This work addresses the challenges of implicit reference and reasoning in 3D medical image segmentation for free-form clinical queries by proposing MedVol-R1, a novel framework that introduces, for the first time in volumetric segmentation, a reward-driven explicit evidence anchoring mechanism. The approach decouples evidence localization and segmentation via reinforcement learning: a large vision-language model identifies verifiable 2D evidence anchors, which are then used by a frozen MedSAM2 module to produce consistent 3D masks. Combining cold-start supervised fine-tuning with the GRPO algorithm, the method employs a multi-component reward function to guide informative evidence selection, precise 2D localization, and cross-slice consistency. Evaluated on CT-ORG, AbdomenCT-1K, and KiTS23, MedVol-R1 achieves state-of-the-art performance, significantly outperforming strong baselines, demonstrating the effective gain of reinforcement learning over purely supervised training, and enabling interpretable, highly generalizable segmentation without requiring chain-of-thought annotations.

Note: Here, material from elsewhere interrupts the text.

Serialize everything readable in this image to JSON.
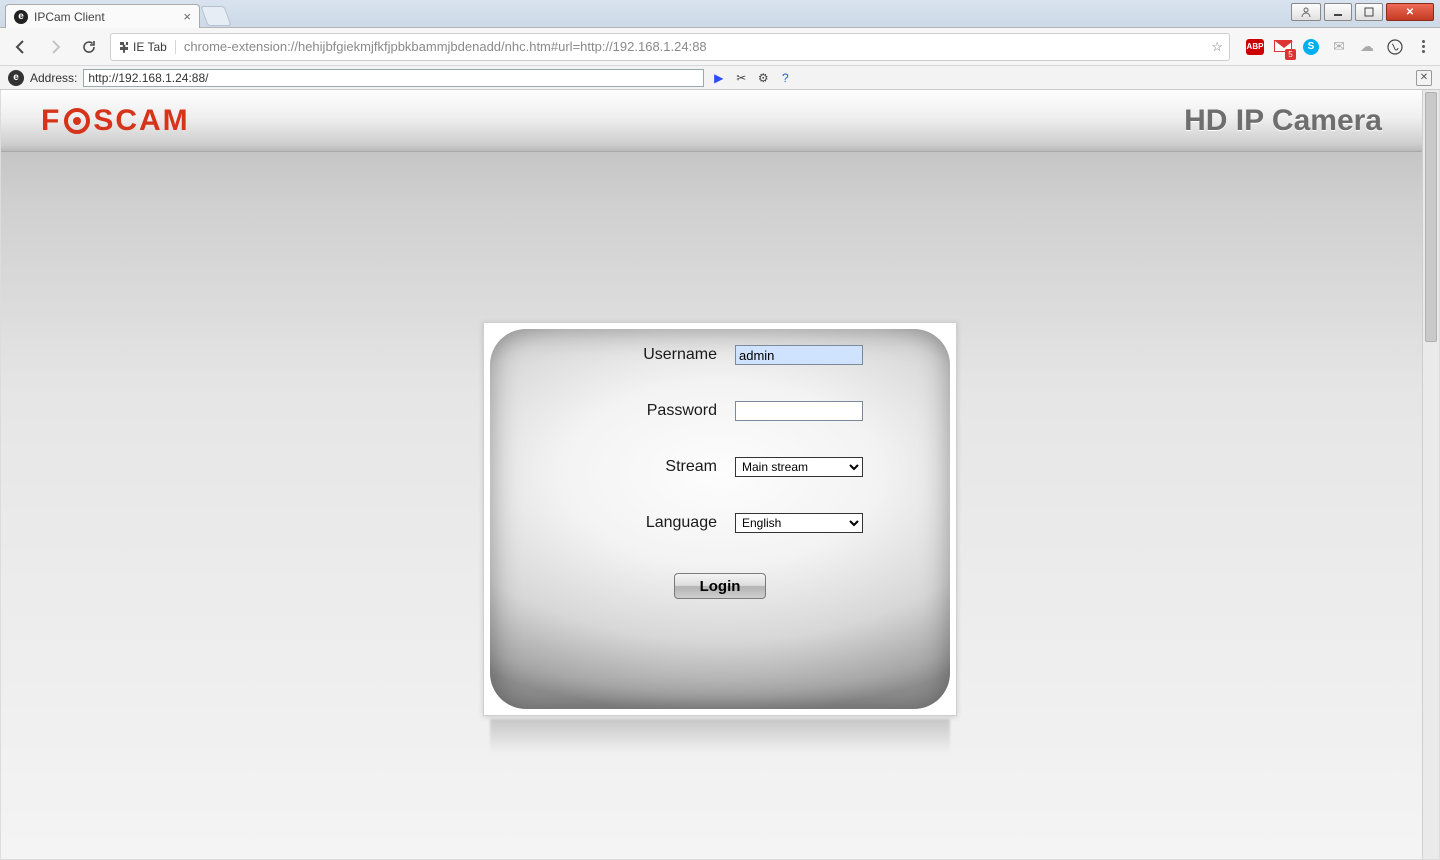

Volumetric Reasoning Segmentation (VRS) aims to segment a target region in a 3D medical scan from a free-form clinical query, where the referent is often implicit and requires both medical knowledge and volume-grounded reasoning. Existing methods typically rely on specialized segmentation tokens to connect language with mask decoding, but this coupling collapses the decision process into opaque latent representations, limiting interpretability and generalization to diverse narrative expressions. In this paper, we present MedVol-R1, a reinforcement learning-based framework for VRS that explicitly decouples evidence grounding from volumetric delineation: the LVLM grounds clinical reasoning to a verifiable 2D evidence anchor (key axial slice and 2D bounding boxes), which is then propagated into a coherent 3D mask by a frozen MedSAM2 module. We train MedVol-R1 with cold-start supervised fine-tuning followed by GRPO, guided by a multi-component reward that encourages informative evidence selection, accurate 2D spatial grounding, and cross-slice volumetric coherence, without requiring costly chain-of-thought annotations. Experiments on CT-ORG, AbdomenCT-1K, and KiTS23 from the M3D-Seg benchmark demonstrate that MedVol-R1 consistently outperforms strong baselines and achieves state-of-the-art performance, with reinforcement learning providing clear gains over pure supervised fine-tuning.